Published: 28 Oct 2023, 05:36 pm

Imports plummeted in a double-digit contraction in the first quarter of this fiscal with consumer goods accounting for the biggest fall by nearly 48 per cent that further impacts economic situation.

Businesspeople and economists see such import contraction as a double bind--it stokes consumer-price inflation and may lead to industrial-production deflation.

Official statistics show the country's import volume fell 18 per cent during the July-September period year on year to US$15.9 billion. During the same period a year before it was $19.4 billion.

Fresh opening of import LCs fell 18.03 per cent during the July-September of FY24 as a result of depreciation pressure on foreign exchange and close monitoring of LC operations by the central bank of Bangladesh.

Economists and businesspeople say lower-than-necessary imports have downstream economic implications as the supply chains get into volatility for want of adequate supplies, as is evident from what is dubbed 'price anarchy' right now in markets.

The overall import trade in terms of opening letters of credit dipped to US$ 15.9 billion, down 18.03 per cent during the first quarter of the current fiscal year, 2023-24, over its corresponding period a year before, data compiled by the Bangladesh Bank showed.

Supplies of consumer goods like cereals, edible oils and so took a knock as the import category dropped by 48 per cent to $1.4 billion year on year in July-September 2023, according to the data. The import of capital machinery also plunged, by nearly 24 per cent to $547 million, with its implications on production chain as well as domino effect on the market.

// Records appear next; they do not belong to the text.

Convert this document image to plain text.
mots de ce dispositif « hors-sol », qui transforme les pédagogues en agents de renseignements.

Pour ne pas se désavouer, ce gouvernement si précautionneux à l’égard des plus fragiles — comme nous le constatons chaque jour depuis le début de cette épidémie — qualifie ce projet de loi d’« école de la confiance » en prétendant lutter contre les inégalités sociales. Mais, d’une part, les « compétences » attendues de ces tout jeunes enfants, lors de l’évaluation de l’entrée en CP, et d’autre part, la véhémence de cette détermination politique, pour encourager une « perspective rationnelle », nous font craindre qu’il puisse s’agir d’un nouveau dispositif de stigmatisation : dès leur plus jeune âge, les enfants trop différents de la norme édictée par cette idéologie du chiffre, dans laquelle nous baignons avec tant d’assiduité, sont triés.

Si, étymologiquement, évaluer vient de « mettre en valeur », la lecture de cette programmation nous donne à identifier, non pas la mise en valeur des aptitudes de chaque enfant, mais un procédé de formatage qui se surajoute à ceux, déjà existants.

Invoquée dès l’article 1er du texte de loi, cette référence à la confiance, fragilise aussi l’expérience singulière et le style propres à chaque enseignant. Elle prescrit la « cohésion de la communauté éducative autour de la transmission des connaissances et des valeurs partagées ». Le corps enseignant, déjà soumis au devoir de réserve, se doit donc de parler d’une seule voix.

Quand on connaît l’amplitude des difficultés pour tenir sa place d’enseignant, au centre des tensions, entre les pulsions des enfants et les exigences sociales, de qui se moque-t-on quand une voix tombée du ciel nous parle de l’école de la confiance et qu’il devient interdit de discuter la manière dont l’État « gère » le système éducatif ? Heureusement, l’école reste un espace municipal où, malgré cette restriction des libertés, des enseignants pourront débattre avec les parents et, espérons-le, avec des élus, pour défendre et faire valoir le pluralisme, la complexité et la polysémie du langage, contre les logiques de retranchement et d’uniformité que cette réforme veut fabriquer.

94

And the import of intermediate goods -- again a necessity for industrial production -- dropped nearly 28 per cent to $ 1.1 billion during the period under review. Another squeeze on economic activity comes from fuel front -- petroleum imports registered a fall by 12.4 per cent to $2.4 billion over the corresponding period. And industrial raw-material imports declined by 22.6 per cent to approximately $5.2 billion during this past July-September period. A saving grace is seen only in 'others' category, with an increase in imports by 5.24 per cent to $5.2billion.

Bangladesh mainly makes cash import, accounting for around 60 per cent of the turnover. Import on buyer credit, loans and grants as well as IDB loan also takes place. Economists and manufacturers find two main reasons behind the sharp fall in imports. Dollar shortage is one as the banks are unwilling to open LCs. They also identified higher inflation which helps trim import of some luxury goods and upcoming general election.

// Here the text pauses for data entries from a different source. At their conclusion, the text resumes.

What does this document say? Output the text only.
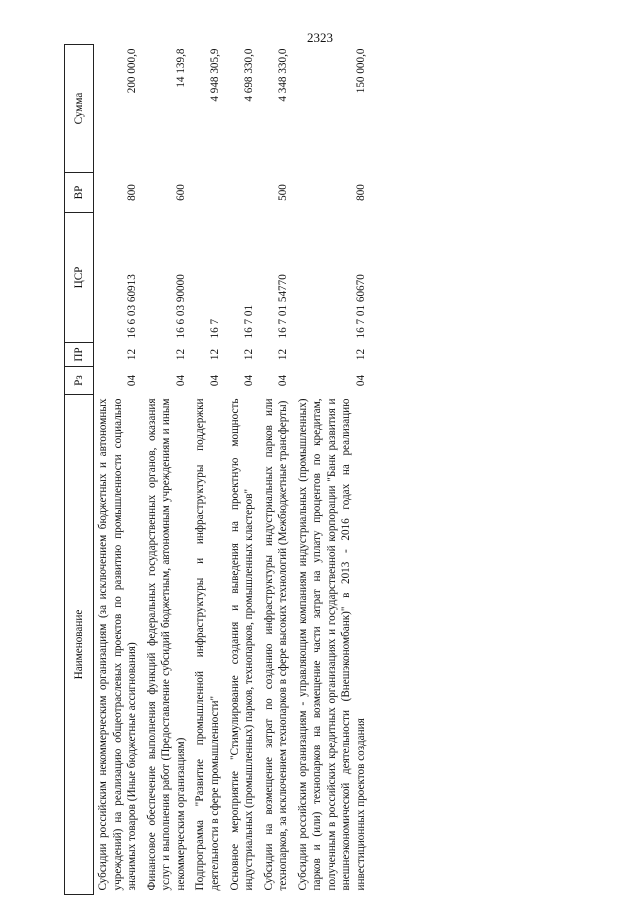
2323
Наименование	Рз	ПР	ЦСР	ВР	Сумма
Субсидии российским некоммерческим организациям (за исключением бюджетных и автономных учреждений) на реализацию общеотраслевых проектов по развитию промышленности социально значимых товаров (Иные бюджетные ассигнования)	04	12	16 6 03 60913	800	200 000,0
Финансовое обеспечение выполнения функций федеральных государственных органов, оказания услуг и выполнения работ (Предоставление субсидий бюджетным, автономным учреждениям и иным некоммерческим организациям)	04	12	16 6 03 90000	600	14 139,8
Подпрограмма "Развитие промышленной инфраструктуры и инфраструктуры поддержки деятельности в сфере промышленности"	04	12	16 7		4 948 305,9
Основное мероприятие "Стимулирование создания и выведения на проектную мощность индустриальных (промышленных) парков, технопарков, промышленных кластеров"	04	12	16 7 01		4 698 330,0
Субсидии на возмещение затрат по созданию инфраструктуры индустриальных парков или технопарков, за исключением технопарков в сфере высоких технологий (Межбюджетные трансферты)	04	12	16 7 01 54770	500	4 348 330,0
Субсидии российским организациям - управляющим компаниям индустриальных (промышленных) парков и (или) технопарков на возмещение части затрат на уплату процентов по кредитам, полученным в российских кредитных организациях и государственной корпорации "Банк развития и внешнеэкономической деятельности (Внешэкономбанк)" в 2013 - 2016 годах на реализацию инвестиционных проектов создания	04	12	16 7 01 60670	800	150 000,0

Dr Ahsan H Mansur, executive director of the Policy Research Institute of Bangladesh (PRI), blames dollar shortage for the downturn in capital-machinery imports.

"There is also uncertainty in both export and domestic markets. Generally, sales are down," he says explaining the crunch situation. The economist notes that the global commodity market is favourable as prices over there have eased. But "we fail to import because of dollar".

Interbank dollar-taka exchange rate is now Tk 110.5, according to Bangladesh Bank.